In my recent Jamaica Observer column (‘How Religion Poisons’, Observer, 17/9) I provided historical tidbits to show the major flaw in Christopher Hitchens’ claim that Christianity poisons everything. These tidbits which the Church pioneered in western societies were voluntary charity and compassion, education and the regard a few prominent lawyers have for the probative value of the Bible.
Here is bit more ‘poison’; Christianity’s role in Science and its value on human life.
Despite misconceptions that plague the public in general as well as some in the scientific community, modern science had its experimental tap roots in the Judaeo-Christian worldview of a purposive, orderly, created world.
Physicist Paul Davies, who is not a theist, in his 1995 Templeton Prize address speaks of the right scientific attitude as essentially theological: “Science can proceed only if the scientist adopts an essentially theological worldview…even the most atheistic scientist accepts as an act of faith the existence of a law-like order in nature that is at least comprehensible to us.”
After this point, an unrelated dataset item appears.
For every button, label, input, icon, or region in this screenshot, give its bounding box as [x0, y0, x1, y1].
It is worthy of note too that as one Sociologist says “…virtually all scientists from the Middle Ages (AD 476-1453) to the mid-eighteenth century—many of whom were seminal thinkers—not only were sincere Christians but were often inspired by biblical postulates and premises in their theories that sought to explain and predict natural phenomena.” (Alvin J. Schmidt, Under The Influence: How Christianity Transformed Civilization, 2001, p. 30)
The more modern, familiar names include Leonardo da Vinci in Human Physiology, Gregor Mendel in genetics; Nicolaus Copernicus, Johannes Kepler, Galileo Galilei, and Arthur Eddington in astronomy.
In physics: Isaac Newton, Blaise Pascal, André Ampere, James Joule and William Thomson a.k.a. Lord Kelvin.
In chemistry, Robert Boyle and George Washington Carver and in medicine, Louis Pasteur and Joseph Lister.
Value on Human Life
That Roman culture placed very little value on human life should be well known. Romans were not only accustomed to emperors and other societal leaders who were murderous of rivals, of Christians and even of family members but the horrible gladiatorial games were as popular then as football (soccer) is in many nations today.
Alvin Schmidt says of the gladiatorial games,
“Each contest required men to fight men, commonly with the aim of killing the opponents with a sword (gladius). It was the crowd that largely decided the fate of a weakened, gasping gladiator. A turned thumb signal, usually given by women spectators, instructed the victor to go for the final blow. Often it was the women who praised gladiators…The barbaric cruelty, the agonizing screams of the victims, and the flow of human blood stirred no conscience in the crowds of the gladiatorial events…To see a gladiator stab and slice his opponent to death was top-ranked amusement.” (Schmidt, p.62)
Christians boycotted and denounced the games and attracted criticism. The gladiatorial games were eventually banned owing to the influence of the Church. As Irish historian W.E.H. Lecky concludes, “There is scarcely any single reform so important in the moral history of mankind as the suppression of the gladiatorial shows, a feat that must be almost exclusively ascribed to the Christian church.” (cited in Schmidt, p.63)
Roman culture too (like several others in the ancient world) was completely at ease with infanticide and child abandonment, which the Church opposed on biblical principles.
Plutarch, Greek historian and biographer as well as a Roman citizen (ca. AD 46-120) says of the Carthaginians that they “offered up their own children, and those who had no children would buy little ones from poor people and cut their throats as if they were so many lambs or young birds; meanwhile the mother stood by without a tear or moan.” (Moralia 2.171D)
Even the philosopher Seneca (ca. 4 BC – AD 65), chief advisor to Nero, said, “We drown children who at birth are weakly and abnormal.” (De Ira 1.15)
Christians did not only denounce the entrenched Greek and Roman cultural practice of child abandonment, but they also provided refuge for abandoned children. As an antidote to the common Greco-Roman practice of child abandonment and even infanticide, Christians took abandoned children into their homes and raised them as their own. The tradition of ‘god-parents’ at the dedication (christening) of infants arose here!
Infanticide and child abandonment were made capital offences in AD 374 under the Christian emperor Valentinian who was influenced by Bishop Basil of Caesarea. Though infanticide was not completely wiped out—recurring in later centuries—the consistent opposition of the Church is what has influenced anti-infanticide laws up to the present.
We could look at Christianity’s influence on the Arts and on Law.
If all this that Christianity has done for the western world is poison, then I say, “kill mi wid it stiff tone dead” (“Kill me with it make me as dead as a door nail’).